Chris Ledger, ladies and gentlemen. He's on a roll.
Leyton Orient may be a typical lower-league club, but they made history ten years ago by signing former Partizan midfielder Naim Uka. He became the first asylum-seeker from Kosovo to sign for an English professional football club. Despite Orient’s assistant manager Paul Clarke proclaiming Uka - who escaped to South Wales via a Macedonian truck – as the best technical footballer of his age in English football, he failed to make a first-time appearance during his two-year spell at Brisbane Road. Fast forward to 2010, and very little has changed.
Whilst the majority of asylum-seekers have said that the British public are tolerant and kind, refugee footballers still face problems on and off the pitch. Shelbourne FC’s Oscar Sibanda, for example, faced the prospect of being deported anytime in June 2010 after his three-year bid to stay in Ireland failed. The Department of Justice also forced the Zimbabwean to relocate from Mosney to Dublin and, despite paying for his own transport, Shelbourne could not legally pay his wages; meaning he earned just €19.10 a week.
During the 2002 World Cup, there were also problems between English supporters and asylum seekers in Hull. Over 200 hooligans chased them down a street, after the match between England and Sweden, throwing bricks and bottles at them. This problem extends to other parts of Europe. The Budapest-based club African Stars, comprising of asylum seekers living in Hungary, often faces racial abuse as they are pelted with bananas during matches.
The most concerning incident, though, occurred in Slovenia. 24 refugees attended a pre-season training camp, held in 2006. They all sought asylum when it finished, but four of them were held in detention after a failed bid to prevent deportation. There was a public outcry, which included support from the then Slovene President Janez Drnovsek, but they were still deported by the Supreme Court.
Due to these problems, there have been some attempts to make football more accessible to asylum seekers. Partick Thistle has been one of the most consistent promoters, introducing a support programme for refugees that offered clothing and English lessons. Attempts at tackling these problems, though, are usually seen only on World Refugee Day. Afro-Jools United and the Unity Cup both host annual tournaments, which include refugee footballers from countries such as Algeria, Ghana, South Africa and Zambia.
The biggest event was in Belgium, where ‘Fair Play for Refugees’ was held on World Refugee Day. A football match was organised, which consisted of mixed teams of asylum seekers and Belgian footballers including Mbo Mpenza, Faris Haroun and Alan Haydock. The match - which was similar to other tournaments, held on the same day, in Leicester and Turkey - was held for refugees to experience playing the sport and to inject confidence, rather than giving them the opportunity to impress scouts.
The remit of the ‘Fair Play for Refugees’ event highlights inadequacies. They are often held just once a year, which smacks of tokenism, as efforts to host such events on a frequent basis are minimal. If there are regular events – such as the activities hosted by Partick Thistle – they are often reduced to existing as a care in the community programme. It is a patronising remit, as these schemes are often not aware of the fact that asylum seekers may be good enough to play football professionally. These schemes deserve praise, simply for preventing asylum seekers from being socially excluded, but they do little to increase the low number of refugees playing professional football.
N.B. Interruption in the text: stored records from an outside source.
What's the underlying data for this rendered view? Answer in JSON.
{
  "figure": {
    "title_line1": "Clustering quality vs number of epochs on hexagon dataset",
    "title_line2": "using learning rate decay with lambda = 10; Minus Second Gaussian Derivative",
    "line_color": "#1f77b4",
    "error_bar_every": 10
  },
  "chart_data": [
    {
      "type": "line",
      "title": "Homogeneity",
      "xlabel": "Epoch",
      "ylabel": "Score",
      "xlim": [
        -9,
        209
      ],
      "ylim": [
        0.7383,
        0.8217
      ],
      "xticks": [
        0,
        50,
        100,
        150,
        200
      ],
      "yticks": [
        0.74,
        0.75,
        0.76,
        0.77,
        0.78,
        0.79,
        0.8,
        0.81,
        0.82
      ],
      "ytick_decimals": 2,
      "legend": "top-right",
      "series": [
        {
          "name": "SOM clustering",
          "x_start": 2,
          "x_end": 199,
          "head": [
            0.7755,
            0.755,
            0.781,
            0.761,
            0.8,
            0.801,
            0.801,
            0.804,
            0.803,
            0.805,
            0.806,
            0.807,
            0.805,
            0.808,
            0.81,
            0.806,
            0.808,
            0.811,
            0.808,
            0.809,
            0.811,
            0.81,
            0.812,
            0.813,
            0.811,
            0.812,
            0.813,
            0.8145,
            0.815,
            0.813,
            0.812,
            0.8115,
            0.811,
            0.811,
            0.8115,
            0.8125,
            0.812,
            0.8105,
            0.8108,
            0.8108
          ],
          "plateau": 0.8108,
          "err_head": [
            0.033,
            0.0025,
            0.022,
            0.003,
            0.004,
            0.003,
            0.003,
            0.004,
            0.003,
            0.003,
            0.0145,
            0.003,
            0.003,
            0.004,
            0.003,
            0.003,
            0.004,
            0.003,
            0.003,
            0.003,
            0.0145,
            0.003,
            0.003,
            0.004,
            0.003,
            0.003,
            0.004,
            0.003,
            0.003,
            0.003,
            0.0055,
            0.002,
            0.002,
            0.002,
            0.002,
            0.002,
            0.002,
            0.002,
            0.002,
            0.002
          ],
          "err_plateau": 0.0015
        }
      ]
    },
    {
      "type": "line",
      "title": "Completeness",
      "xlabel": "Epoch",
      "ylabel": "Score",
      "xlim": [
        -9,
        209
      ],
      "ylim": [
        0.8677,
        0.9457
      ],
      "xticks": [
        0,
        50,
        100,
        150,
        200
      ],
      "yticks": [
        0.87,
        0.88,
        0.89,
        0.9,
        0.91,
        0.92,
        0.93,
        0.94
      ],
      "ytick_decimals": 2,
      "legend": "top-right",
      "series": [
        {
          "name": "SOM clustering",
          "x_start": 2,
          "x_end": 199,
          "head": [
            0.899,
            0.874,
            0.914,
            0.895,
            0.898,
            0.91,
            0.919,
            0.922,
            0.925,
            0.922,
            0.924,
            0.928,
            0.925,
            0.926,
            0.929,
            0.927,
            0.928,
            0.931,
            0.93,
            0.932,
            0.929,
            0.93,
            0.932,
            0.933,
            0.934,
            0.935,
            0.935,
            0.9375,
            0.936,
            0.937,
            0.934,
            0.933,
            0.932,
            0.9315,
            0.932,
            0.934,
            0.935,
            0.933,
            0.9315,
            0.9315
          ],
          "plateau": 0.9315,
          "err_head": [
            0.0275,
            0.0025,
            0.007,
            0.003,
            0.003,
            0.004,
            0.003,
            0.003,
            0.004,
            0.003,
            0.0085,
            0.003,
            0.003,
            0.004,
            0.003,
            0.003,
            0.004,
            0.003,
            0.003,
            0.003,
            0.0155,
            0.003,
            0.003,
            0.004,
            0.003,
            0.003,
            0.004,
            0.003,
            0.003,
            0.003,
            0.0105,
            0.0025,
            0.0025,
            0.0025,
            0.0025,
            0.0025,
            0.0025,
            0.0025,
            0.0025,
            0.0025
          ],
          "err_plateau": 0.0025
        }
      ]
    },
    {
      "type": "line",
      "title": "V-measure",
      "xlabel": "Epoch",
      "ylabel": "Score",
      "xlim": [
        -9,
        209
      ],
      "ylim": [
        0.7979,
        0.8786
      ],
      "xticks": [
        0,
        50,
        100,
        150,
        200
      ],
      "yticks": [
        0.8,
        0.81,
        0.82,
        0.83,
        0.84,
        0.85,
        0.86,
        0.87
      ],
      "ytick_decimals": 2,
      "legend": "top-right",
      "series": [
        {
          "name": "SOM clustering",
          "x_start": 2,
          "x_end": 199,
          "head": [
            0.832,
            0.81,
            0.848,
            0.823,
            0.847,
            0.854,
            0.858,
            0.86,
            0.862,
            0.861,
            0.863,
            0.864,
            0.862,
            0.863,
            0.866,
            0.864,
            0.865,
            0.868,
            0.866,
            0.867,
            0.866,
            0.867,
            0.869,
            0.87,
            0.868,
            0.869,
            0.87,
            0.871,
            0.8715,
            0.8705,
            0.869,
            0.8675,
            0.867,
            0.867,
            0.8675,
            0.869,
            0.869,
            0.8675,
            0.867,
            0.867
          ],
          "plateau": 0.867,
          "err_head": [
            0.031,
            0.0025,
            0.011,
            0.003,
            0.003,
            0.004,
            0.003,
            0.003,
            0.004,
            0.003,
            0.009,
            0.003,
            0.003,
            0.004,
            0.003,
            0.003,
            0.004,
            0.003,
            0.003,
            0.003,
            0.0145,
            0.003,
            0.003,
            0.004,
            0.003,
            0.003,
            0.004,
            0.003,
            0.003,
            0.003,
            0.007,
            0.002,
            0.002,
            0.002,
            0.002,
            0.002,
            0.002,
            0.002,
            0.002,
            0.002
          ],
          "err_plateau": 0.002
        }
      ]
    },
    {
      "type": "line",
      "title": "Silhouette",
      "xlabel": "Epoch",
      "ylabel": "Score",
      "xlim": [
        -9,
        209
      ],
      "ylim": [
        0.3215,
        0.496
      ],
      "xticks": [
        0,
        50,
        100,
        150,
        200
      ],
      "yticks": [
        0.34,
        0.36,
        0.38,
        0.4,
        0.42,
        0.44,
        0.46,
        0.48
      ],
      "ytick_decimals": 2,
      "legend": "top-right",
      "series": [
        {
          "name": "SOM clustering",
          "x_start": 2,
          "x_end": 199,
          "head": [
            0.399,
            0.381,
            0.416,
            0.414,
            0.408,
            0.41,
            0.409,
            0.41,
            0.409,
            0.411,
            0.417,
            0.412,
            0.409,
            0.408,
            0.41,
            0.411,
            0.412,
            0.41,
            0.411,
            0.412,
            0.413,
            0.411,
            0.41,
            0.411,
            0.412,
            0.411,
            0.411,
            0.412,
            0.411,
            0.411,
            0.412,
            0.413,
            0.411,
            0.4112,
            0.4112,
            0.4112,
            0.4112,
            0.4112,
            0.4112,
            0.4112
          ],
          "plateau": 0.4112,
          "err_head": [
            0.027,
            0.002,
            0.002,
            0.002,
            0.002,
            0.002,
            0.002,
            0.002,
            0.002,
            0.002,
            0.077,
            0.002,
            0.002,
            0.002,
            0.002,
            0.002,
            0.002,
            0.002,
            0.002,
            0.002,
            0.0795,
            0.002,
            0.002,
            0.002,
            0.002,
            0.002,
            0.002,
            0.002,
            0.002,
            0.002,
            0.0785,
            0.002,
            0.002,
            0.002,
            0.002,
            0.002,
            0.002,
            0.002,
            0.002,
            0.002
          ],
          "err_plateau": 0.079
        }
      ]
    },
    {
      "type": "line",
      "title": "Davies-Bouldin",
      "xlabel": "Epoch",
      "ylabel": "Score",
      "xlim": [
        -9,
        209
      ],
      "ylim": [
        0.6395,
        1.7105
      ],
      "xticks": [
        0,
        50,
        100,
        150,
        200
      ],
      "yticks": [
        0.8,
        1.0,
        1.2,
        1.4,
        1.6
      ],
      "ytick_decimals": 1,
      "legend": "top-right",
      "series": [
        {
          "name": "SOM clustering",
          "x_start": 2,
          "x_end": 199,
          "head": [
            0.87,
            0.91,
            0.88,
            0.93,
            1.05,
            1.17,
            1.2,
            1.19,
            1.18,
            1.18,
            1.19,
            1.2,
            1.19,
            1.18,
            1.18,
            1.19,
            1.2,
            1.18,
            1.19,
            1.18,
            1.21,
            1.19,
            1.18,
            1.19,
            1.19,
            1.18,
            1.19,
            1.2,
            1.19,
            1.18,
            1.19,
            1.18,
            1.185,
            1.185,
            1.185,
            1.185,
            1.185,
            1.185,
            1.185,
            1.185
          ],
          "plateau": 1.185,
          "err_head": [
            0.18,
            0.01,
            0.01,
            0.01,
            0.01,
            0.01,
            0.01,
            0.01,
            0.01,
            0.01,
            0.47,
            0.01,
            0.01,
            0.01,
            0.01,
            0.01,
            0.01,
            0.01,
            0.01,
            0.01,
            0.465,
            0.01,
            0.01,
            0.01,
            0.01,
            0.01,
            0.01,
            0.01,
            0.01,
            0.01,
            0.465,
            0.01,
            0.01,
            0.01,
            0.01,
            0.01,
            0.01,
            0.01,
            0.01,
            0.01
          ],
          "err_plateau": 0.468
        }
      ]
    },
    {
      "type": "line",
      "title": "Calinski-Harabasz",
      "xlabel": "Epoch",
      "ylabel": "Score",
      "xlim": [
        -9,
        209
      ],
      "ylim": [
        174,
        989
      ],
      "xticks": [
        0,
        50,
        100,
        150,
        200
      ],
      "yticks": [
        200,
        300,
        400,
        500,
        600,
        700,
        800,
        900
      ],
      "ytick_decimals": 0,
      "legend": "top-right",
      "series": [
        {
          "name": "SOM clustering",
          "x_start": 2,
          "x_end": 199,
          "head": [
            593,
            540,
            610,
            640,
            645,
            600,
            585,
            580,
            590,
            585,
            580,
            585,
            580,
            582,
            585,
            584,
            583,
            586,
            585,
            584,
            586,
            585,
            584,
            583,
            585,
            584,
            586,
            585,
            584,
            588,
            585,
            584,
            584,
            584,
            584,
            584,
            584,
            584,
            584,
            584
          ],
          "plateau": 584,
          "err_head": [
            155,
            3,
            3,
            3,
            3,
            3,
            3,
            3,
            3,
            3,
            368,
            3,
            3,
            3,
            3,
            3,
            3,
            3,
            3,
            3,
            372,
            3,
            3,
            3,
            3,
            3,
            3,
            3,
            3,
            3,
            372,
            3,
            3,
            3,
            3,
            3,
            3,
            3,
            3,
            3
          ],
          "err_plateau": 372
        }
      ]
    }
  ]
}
Despite the fact that asylum seekers in Britain enjoy football – the male they most admire, for instance, is David Beckham – playing in a local league is likely to be the best that most can hope for. Crossworld is a team based in North Dulwich which, in addition to playing at an amateur level, prides itself in providing education and employment workshops for their refugee players. A £2,200 grant from the Dispossessed Fund has also enabled the club to provide summer training programmes and an annual team building residential.
It is because of these donations, though, why teams like Crossworld still exist. Teams like Plymouth Hope FC and Stoke’s Jaghori United, who actively recruit refugee footballers, would cease to exist if they did not have support from charities like Sport Relief. In these circumstances, a wannabe footballer – who is also an asylum seeker – may find it difficult to play in a local league.
Refugee footballers, however, can thrive if they are given the right opportunities and support. Crystal Palace signed Victor Moses on schoolboy terms, after being spotted by scouts in a local park, when he was an asylum seeker. He was immediately enrolled into Whitgift – the second wealthiest educational trust in England – where he was able to benefit from their facilities and expert tuition. Moses has since moved to Premier League outfit Wigan Athletic. West Bromwich Albion youth product Saido Berahino, who moved from war-hit Burundi to Birmingham when he was aged 11, is also expected to achieve great things in the future.
The big issue lies in the unavoidable fact that the likes of Moses and Berahino are exceptions to the norm. Many asylum seekers, who could play football at a professional level, are simply not given the opportunities to do so. The possibility that some of these players do enter the game too late may be an issue, but many football clubs still see refugees solely as a cog in their community remit. There is still a lot of work to be done before we see a change in this mentality.